É esse o método de conquistas territoriais apenas no passado longínquo?

A maioria ou, talvez, toda violência social é intimamente ligada à figura paterna, à imagem idealizada do pai primordial. Esse é o cerne da questão. Um desafio para o nosso trabalho e futuro, assim como de nossos filhos e netos, será desaprender a intolerância e aceitar a humanidade do diferente de nós e abdicar do prazer de matar e de fazer calar. 

Uma pergunta importante já que somos psicanalistas e não indivíduos cegos pelo ódio e desejos de vingança: O que será que levou a esse ato de extremo desespero por parte dos palestinos?

O início do caso atual em análise ocorreu em 1948 quando houve a primeira ação bélica contra uma aldeia de pastores palestino, Der Yassin, com a execução da maioria ou de todos os homens por parte de um comando israelense, tal como é documentado no filme de Neta Shosshani,, em que ela entrevista os já bem idosos, respeitáveis e amáveis senhores israelenses.
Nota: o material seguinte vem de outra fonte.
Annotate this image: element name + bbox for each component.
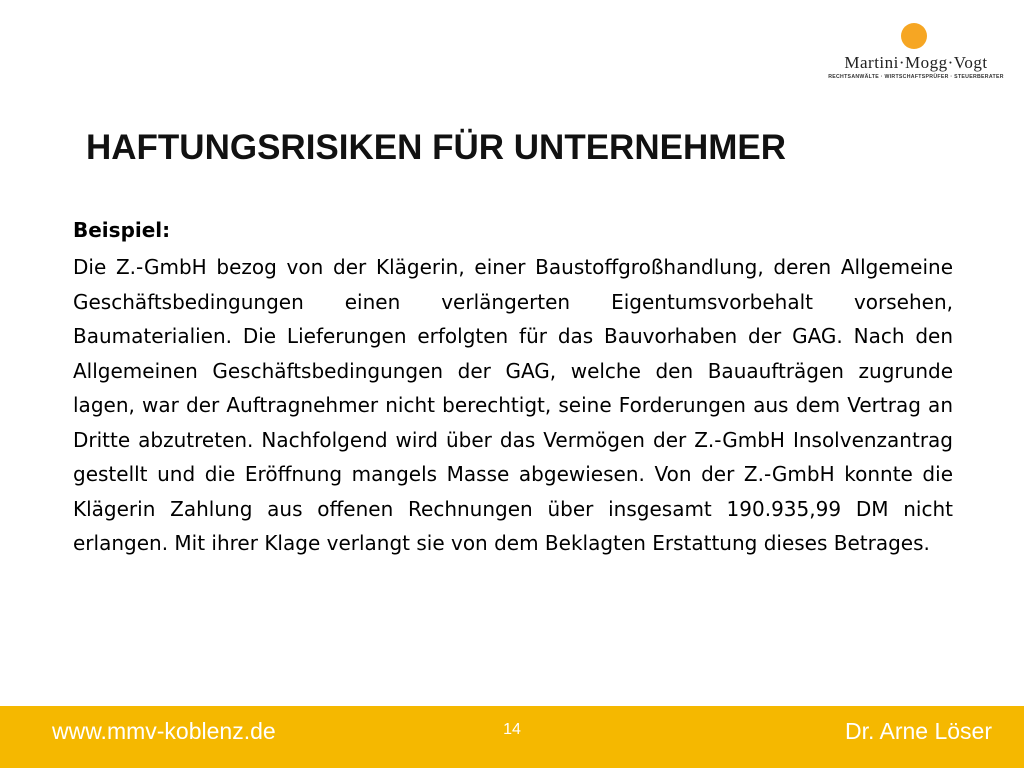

Um deles de 95 anos, tem aparecido na mídia em trajes de combate, exortando os jovens militares e o exército israelense a destruírem e matarem a todos em Gaza.(5)  

Vários episódios dessa natureza estão bem documentados e acessíveis aos interessados. Foi o período de conquista da terra prometida, a Palestina e a expulsão de suas terras dos  habitantes palestinos. Logo veio a guerra aberta e mais de 750.000 palestinos foram removidos para os campos de refugiados, que até hoje habitam em Gaza, sem poderem voltar às suas casas. Hoje, naturalmente são muito mais numerosos. O que se seguiu chegou ao que hoje testemunhamos.

Como que a situação de Gaza chegou a esse ponto?

Além do bloqueio desumano infligido a Gaza, a cidade já foi bombardeada inúmeras vezes nos últimos anos. Em 2021 a capa do Times expos as fotos de 60 crianças mortas pelos bombardeios de Israel: ninguém pareceu se importar muito, ou mesmo sequer tomar conhecimento. Gaza tornou-se como uma panela de pressão tampada: ninguém sai, fogo alto. Explodiu a tampa! Do inferno saíram os demônios! A morte convoca a morte num infindável ciclo crescente de prazer e dor! Deus o senhor dos exércitos! Matanças bíblicas: Gaza cidade anátema?

Seguem abaixo testemunhos importantes para informar nosso pensamento e futuros desenvolvimentos dessa tragédia anunciada: 

Moshe Dayan,em abril 1956 num funeral de um colono israelense que fora morto por um guerrilheiro palestino, assim se manifestou diante de seus comandados. “Que hoje não culpemos os assassinos. Como condenar o ódio terrível que sentem contra nós? Já faz oito anos que eles vivem em campos de refugiados em Gaza, de onde podem ver que nós, bem diante de seus olhos, transformamos no nosso lar as terras e os vilarejos deles, o lugar que pertenciam a seus antepassados  . . .”. (6)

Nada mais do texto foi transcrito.